Bir belediyenin görevi nedir? Vatandaşlarını rahat ettirmek değil mi? Ama İstanbul Belediyesi 4-5 yıldan bu yana uygulamaları ile adeta “bilişimden-haberleşmeden nefret ediyor” diye düşündürüyor bizi. Bunun son uygulaması da, metro istasyonlarına konulan baz istasyonlarından istenen astronomik kiralar.
İstanbul Büyükşehir Belediyesi senelerdir, interneti ve haberleşmeyi engellemek üzerinde çalışıyor. Fiber döşenmesini engellemek için önce fiyatlar 10 katına çıkarıldı (metresi 0,90 kuruşlardan, 12 TL’lere), üstelik bir kere kazı sırasında alınan fiyatlar, birden bire “yıllık” hale getirildi.
Sanki, fiber geçmesi için kazılan yerlere, belediye bir bakım yapıyor da, yıllık bakım ücreti ya da kira alıyor. Oysa ABD ve Avrupa Birliğinde, pek çok ülkede, belediyeler bırakın fiber yatırımları engellemeyi, teşvik ediyor. Ama bizde telekom sektörü yolunacak kaz görülüyor. Ama bu yolunan kazlar aslında GSM firmaları değil, vatandaşın ta kendisi.
Ama bu konuda “para kazanmak” dışında başka amaçlar da olmuş olabilir. Çünkü istenen yüksek ücretler, herşeye rağmen fiber yatırım yapmak isteyen firmaları durduramayınca, bu sefer İBB kazı izni vermemeye başladılar. 4 yıldır İstanbul’da fiber yatırım için “yasal” kazı izni verilmiyor. Altyapı bu nedenle gelişemiyor. Dolayısıyla da bu nedenle, internet kapasitesi ile dünya sıralamalarında Türkiye 69cu sırada[1].
Metrolardan Geçiş için İstenen Milyonlarca TL
Ama şimdi başka bir belediye icraatı ile karşı karşıyayız.
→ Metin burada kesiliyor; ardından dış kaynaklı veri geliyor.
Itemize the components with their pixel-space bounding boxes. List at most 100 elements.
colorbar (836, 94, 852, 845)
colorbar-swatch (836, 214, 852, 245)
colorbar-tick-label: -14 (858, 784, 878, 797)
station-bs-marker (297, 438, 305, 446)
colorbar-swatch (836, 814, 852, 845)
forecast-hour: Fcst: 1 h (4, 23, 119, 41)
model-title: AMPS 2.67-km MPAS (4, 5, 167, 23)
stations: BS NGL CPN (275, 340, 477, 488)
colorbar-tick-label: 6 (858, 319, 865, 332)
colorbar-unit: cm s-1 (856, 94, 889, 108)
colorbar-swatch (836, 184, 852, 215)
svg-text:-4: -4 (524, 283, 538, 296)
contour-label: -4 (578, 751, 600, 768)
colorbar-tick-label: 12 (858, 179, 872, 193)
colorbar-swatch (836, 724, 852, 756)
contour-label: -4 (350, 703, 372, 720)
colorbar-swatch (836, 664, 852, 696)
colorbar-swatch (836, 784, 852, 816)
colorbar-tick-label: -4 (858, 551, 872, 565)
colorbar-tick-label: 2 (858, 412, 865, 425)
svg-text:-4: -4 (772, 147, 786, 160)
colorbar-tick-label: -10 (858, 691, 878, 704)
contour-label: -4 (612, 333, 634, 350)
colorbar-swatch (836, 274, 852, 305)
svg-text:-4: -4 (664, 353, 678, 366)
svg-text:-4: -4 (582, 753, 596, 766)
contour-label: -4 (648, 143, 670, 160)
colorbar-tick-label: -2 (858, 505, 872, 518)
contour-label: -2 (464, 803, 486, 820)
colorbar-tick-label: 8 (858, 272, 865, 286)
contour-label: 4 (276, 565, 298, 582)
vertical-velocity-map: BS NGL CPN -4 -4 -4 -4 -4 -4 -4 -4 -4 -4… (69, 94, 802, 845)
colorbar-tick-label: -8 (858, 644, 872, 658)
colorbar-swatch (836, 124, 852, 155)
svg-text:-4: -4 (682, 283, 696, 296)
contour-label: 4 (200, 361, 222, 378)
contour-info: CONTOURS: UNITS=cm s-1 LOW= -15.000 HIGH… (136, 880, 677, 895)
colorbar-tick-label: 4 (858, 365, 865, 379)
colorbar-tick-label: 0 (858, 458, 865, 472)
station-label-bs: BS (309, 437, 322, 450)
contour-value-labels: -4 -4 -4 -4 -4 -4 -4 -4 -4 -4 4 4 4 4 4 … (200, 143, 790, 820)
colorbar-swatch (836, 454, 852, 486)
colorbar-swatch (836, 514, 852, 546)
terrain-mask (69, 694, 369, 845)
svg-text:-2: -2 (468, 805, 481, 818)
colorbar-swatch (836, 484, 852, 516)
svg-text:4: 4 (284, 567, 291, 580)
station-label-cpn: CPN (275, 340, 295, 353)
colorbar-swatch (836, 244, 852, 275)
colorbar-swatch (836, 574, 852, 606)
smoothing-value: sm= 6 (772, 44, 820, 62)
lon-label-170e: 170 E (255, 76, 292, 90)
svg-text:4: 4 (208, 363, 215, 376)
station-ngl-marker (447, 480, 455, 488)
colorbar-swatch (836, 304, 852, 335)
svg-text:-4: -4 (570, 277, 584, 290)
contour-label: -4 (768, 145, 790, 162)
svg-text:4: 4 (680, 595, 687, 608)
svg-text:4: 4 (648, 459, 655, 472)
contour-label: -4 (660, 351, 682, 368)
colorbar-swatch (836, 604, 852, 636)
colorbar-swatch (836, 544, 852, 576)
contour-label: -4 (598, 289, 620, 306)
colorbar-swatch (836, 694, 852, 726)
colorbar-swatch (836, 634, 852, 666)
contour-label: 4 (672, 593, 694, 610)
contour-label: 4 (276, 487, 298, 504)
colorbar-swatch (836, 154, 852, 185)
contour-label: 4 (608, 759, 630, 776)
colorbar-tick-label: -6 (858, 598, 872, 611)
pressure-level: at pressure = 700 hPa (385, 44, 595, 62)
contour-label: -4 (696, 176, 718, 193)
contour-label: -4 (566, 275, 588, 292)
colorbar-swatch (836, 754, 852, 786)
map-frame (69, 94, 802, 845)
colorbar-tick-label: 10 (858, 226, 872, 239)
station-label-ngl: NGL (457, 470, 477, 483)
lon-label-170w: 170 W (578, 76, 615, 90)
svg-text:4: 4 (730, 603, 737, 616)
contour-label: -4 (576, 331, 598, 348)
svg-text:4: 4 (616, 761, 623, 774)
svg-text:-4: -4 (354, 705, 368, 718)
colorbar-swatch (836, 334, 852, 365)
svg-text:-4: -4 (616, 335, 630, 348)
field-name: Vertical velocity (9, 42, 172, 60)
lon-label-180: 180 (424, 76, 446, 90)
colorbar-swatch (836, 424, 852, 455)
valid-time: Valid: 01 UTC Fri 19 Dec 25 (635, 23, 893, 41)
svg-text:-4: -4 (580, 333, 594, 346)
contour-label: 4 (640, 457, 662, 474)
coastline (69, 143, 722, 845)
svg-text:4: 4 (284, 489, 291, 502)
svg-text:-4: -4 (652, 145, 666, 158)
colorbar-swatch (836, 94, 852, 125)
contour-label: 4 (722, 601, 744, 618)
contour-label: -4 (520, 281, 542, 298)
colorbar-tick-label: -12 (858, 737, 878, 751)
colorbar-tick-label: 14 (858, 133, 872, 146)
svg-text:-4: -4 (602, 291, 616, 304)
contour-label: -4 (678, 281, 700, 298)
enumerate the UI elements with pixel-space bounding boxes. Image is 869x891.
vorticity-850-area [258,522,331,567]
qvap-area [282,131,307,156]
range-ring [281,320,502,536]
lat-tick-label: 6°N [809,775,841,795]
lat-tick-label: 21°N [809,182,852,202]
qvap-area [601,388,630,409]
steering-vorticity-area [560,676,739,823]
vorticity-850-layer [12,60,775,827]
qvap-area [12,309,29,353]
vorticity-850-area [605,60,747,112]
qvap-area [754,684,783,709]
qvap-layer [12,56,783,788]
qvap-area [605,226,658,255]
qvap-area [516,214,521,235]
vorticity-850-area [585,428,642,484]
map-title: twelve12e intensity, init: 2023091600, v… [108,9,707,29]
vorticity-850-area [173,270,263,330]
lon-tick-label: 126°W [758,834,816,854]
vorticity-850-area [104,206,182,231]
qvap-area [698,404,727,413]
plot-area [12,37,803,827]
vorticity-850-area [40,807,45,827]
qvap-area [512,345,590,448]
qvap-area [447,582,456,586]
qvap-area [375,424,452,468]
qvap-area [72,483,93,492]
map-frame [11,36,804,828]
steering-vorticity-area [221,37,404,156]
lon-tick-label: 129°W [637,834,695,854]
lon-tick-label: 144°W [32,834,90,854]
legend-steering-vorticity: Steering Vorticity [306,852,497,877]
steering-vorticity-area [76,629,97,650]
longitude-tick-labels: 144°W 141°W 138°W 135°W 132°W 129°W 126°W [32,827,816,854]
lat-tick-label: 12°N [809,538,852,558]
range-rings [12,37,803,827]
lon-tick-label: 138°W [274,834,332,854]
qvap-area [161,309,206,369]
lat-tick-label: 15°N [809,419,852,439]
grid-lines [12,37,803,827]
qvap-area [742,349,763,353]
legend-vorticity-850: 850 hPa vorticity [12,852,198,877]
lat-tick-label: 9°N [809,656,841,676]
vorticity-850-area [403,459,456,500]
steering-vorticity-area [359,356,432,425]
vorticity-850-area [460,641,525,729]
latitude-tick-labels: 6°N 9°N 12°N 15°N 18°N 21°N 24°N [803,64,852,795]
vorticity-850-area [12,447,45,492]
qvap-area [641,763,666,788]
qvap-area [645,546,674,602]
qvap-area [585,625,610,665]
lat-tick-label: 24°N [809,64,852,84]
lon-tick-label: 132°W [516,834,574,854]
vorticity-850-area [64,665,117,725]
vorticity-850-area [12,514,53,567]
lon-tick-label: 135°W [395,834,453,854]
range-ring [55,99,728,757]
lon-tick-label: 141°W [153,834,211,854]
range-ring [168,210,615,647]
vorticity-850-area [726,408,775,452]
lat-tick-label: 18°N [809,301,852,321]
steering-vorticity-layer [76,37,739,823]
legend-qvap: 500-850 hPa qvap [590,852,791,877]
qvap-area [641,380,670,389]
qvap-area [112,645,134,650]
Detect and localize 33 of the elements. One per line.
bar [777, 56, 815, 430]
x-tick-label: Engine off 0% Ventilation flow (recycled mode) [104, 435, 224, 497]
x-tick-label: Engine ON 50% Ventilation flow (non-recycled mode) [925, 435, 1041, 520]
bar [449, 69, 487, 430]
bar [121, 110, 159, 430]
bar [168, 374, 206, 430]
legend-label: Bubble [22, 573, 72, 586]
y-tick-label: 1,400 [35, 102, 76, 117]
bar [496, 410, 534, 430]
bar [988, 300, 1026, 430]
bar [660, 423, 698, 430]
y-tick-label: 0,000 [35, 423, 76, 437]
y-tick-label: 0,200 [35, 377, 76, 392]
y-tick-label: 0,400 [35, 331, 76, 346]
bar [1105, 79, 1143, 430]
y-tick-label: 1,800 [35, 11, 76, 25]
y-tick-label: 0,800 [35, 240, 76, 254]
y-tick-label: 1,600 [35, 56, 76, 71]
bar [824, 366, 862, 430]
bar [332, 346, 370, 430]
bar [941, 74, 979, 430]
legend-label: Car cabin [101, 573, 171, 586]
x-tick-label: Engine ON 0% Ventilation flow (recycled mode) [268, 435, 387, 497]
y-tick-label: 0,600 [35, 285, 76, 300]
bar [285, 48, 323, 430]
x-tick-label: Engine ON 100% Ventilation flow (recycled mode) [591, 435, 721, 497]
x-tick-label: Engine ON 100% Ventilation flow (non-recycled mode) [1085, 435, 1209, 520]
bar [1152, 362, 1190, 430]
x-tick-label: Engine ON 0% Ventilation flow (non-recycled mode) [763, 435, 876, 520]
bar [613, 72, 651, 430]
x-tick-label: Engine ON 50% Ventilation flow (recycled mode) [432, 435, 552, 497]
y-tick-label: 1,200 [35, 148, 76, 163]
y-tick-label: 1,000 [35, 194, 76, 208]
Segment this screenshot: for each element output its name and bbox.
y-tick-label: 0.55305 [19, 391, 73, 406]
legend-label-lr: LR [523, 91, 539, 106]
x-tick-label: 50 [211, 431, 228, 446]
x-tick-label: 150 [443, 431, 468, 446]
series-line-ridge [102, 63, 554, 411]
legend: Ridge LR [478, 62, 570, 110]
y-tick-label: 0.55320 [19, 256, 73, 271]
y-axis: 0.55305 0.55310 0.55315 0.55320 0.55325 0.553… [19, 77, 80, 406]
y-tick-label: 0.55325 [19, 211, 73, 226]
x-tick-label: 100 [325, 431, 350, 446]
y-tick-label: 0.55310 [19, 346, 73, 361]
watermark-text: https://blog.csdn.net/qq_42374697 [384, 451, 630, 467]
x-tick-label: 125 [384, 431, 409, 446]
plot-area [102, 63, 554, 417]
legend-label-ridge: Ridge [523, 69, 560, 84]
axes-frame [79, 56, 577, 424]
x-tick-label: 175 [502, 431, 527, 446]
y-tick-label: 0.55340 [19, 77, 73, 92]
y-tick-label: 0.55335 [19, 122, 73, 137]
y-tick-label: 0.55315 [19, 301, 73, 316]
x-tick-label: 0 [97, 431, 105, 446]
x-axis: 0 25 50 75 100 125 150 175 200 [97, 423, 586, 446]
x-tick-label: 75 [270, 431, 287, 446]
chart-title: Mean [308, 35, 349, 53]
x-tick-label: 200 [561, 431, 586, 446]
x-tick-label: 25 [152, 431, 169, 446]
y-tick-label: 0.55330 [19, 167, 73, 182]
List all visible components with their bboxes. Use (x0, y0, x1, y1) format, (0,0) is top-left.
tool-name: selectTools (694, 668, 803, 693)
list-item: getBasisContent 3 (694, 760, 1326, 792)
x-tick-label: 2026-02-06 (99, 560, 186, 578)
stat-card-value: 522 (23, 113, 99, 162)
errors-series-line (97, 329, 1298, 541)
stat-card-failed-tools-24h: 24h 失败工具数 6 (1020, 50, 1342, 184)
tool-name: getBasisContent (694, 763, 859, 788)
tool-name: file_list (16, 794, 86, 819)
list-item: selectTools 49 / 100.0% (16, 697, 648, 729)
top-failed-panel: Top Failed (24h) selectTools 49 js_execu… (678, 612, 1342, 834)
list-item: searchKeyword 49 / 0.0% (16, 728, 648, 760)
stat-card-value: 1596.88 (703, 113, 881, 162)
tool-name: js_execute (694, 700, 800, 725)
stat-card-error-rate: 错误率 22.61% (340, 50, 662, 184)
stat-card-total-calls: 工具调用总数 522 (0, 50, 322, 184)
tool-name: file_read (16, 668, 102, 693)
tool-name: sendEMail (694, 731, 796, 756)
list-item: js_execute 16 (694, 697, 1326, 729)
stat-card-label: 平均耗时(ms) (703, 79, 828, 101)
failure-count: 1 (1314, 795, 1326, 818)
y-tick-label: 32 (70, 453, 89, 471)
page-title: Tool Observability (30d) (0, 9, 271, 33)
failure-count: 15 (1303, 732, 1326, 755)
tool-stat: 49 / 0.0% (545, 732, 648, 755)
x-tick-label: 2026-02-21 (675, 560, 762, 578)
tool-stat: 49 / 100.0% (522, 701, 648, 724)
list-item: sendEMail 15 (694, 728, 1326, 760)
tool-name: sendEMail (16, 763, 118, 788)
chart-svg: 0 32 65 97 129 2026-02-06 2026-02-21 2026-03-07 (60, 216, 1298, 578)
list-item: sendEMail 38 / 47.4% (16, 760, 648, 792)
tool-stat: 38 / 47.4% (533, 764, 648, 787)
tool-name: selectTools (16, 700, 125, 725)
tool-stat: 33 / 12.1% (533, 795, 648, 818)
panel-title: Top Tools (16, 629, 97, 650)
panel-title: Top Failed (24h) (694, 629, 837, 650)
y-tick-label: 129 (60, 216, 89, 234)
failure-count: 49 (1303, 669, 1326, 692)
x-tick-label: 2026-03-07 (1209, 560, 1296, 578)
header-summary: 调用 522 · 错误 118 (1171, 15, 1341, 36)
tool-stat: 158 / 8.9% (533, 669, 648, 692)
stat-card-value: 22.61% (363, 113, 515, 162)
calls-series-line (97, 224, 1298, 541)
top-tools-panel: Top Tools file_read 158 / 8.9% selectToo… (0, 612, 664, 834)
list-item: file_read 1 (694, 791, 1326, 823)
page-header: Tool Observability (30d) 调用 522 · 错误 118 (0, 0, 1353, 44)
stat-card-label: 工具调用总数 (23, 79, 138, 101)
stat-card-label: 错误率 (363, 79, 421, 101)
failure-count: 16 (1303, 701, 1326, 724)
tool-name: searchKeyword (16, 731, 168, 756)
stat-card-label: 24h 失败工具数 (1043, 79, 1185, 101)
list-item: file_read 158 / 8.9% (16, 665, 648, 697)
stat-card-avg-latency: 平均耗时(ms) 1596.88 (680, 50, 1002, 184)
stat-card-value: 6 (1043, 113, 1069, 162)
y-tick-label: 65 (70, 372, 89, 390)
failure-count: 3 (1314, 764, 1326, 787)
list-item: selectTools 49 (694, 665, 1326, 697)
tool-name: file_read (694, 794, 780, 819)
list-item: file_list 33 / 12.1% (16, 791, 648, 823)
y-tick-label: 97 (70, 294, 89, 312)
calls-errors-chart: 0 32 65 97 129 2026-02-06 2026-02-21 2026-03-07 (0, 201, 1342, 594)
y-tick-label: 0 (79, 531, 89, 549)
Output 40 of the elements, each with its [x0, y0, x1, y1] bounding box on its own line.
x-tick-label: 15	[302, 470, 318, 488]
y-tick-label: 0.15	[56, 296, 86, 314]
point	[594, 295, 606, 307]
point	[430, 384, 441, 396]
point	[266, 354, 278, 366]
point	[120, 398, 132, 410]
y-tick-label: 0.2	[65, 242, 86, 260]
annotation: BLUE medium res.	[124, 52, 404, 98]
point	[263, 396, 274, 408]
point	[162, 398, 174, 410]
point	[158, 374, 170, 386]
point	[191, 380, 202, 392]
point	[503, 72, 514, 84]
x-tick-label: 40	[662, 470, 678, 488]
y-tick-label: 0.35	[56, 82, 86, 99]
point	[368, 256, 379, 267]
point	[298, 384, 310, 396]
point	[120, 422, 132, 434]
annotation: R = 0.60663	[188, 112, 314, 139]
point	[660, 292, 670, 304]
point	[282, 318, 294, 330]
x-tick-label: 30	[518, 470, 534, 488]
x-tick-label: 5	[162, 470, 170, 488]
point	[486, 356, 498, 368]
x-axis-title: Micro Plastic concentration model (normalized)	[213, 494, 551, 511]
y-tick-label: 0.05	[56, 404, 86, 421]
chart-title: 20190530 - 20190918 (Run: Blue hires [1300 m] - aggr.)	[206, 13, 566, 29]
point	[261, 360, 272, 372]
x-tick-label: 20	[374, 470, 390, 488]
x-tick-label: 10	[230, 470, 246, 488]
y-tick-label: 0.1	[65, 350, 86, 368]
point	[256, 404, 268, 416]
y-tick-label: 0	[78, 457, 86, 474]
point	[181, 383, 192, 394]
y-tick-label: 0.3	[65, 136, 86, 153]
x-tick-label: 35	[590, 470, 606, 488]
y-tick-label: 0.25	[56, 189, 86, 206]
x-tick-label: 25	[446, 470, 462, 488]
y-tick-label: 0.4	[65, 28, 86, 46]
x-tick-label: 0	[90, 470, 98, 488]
Metrolara konulan baz istasyonları için belediyelerin istediği yıllık kira ücretleri, duyumlarımıza göre “dudak uçuklatıcı”. GSM firmalarının yetkilileri, belediye yetkilileri ile karşılıklı görüşmeleri sürdürmekteler ama gayri resmi edindiğimiz bilgiye göre, bu yüksek fiyatlarla tartışılması mümkün olmadığından, baz istasyonlarının tamamen kaldırılması söz konusu.
Bunun etkilerini Avukat Gökhan Candoğan’a sorduk :
Devletin ve Hükümet’in programlarında bilgi toplumu, bilişim altyapısından geliştirilmesi, herkesin makul bir fiyata -hatta ücretsiz- olarak elektronik haberleşme hizmetlerinden yararlanması lafları eksik olmuyor ama aradan geçen 10 yıldan sonra bunun laftan ibaret olduğu gerçeği ortaya çıkıyor.
Ses ve internet hizmetlerinin kalitesi giderek kötüleşirken düşmesi gereken fiyatlar da düşmüyor. Kamu telekom işlerinin serbestleştirilmesi yerine nereden daha fazla para kazanabilirim diye BAKIYOR.
Bir de buna haberleşme, düşünce ve ifade özgürlüklerini yok eden bakış açısıyla bir gecede çıkarılan kanunlar, kurumlar eklenince iş iyice değişiyor.
Dünya’nın en pahalı benzinini kullandığımız gibi haksız, temelsiz vergi ve ödemeler nedeniyle telekom hizmetlerine de çok ciddi paralar ödemek zorunda kalıyoruz.
Türkiye’de bugün ses ve internet hizmetlerinin çok daha ucuza ve çok daha kaliteli sunulabilmesi mümkün iken kötü politikalar nedeniyle bu gerçekleşmiyor.
En büyük zararı da pahalı, kalitesiz hizmet almak zorunda bırakılan, bir de üstüne bütün görüşme ve kayıtları erişime açık olan tüketiciler görüyor. ..
Hali hazırda metrolardaki kişiler telefonla dışarıyı arayabiliyor ama dışarıdan metro içindeki bir kişi aranamıyor. Telefonu açık olsa bile “ulaşılamıyor” mesajı alınıyor. Bu ise, her türlü bombalı ve uzaktan kumandalı eyleme karşı alınmış bir önlem. Yani normal.
Ama içerden dışarıyı arayamama konusu, özellikle acil bir olayda ne kadar doğru olacak. Bunu düşünmek ve analiz etmek lazım.